C’est ainsi qu’a été annoncé, il y a un an et demi, le programme de dépistage à grande échelle. Par Paulette Lenert, ministre de la Santé du LSAP, Claude Meisch, ministre de la Recherche du DP, et Ulf Nehrbass, directeur général du Luxembourg Institute of Health (LIH). C’est Ulf Nehrbass qui serait à l’origine de cette idée, en collaboration avec Thomas Dentzer, virologue au Service de la santé publique. C’est ce qu’a raconté M. Dentzer il y a deux semaines sur Radio 100,7. Il s’agissait d’une « idée farfelue », née « après deux verres » lors d’un dîner entre amis. L’idée a ensuite été développée et « surtout mise en place sous la forme d’un projet de recherche ». Le LIH en a assuré la coordination. Lorsque l’on a finalement « abordé les responsables politiques » à ce sujet, ceux-ci ont répondu : « Oui, on le fait ! »

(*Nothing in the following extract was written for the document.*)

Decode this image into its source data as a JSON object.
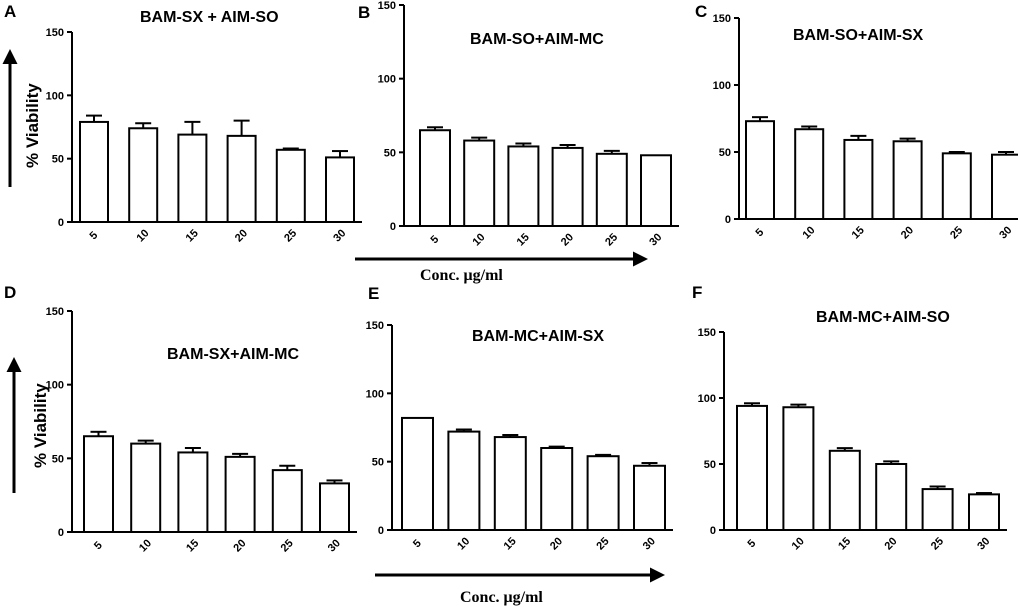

Mardi prochain, le tribunal d’arrondissement de Luxembourg se penchera sur cette idée farfelue et sur la manière dont elle a été mise en œuvre. Il est saisi d’une requête en référé déposée par le laboratoire privé Bionext, situé à Leudelingen : celui-ci demande au tribunal de constater que l’attribution du marché pour les tests n’a pas été effectuée conformément à la loi sur les marchés publics. Si le tribunal parvient à cette conclusion, cela pourrait avoir des conséquences considérables. La plainte de Bionext porte certes principalement sur les trois derniers mois du programme de dépistage à grande échelle – c’est-à-dire la période allant jusqu’au 15 septembre, date à laquelle les tests PCR étaient proposés gratuitement à tous les citoyens âgés de six ans et plus, aussi souvent qu’ils le souhaitaient. Mais comme cette période est étroitement liée à tout ce qui l’a précédée, le tribunal pourrait déclarer nulle l’ensemble de l’opération « LST » et ordonner le remboursement des fonds perçus par le donneur d’ordre – en l’occurrence l’État. Le fait que la plainte vise, entre autres, l’État lui-même lui confère un caractère particulier.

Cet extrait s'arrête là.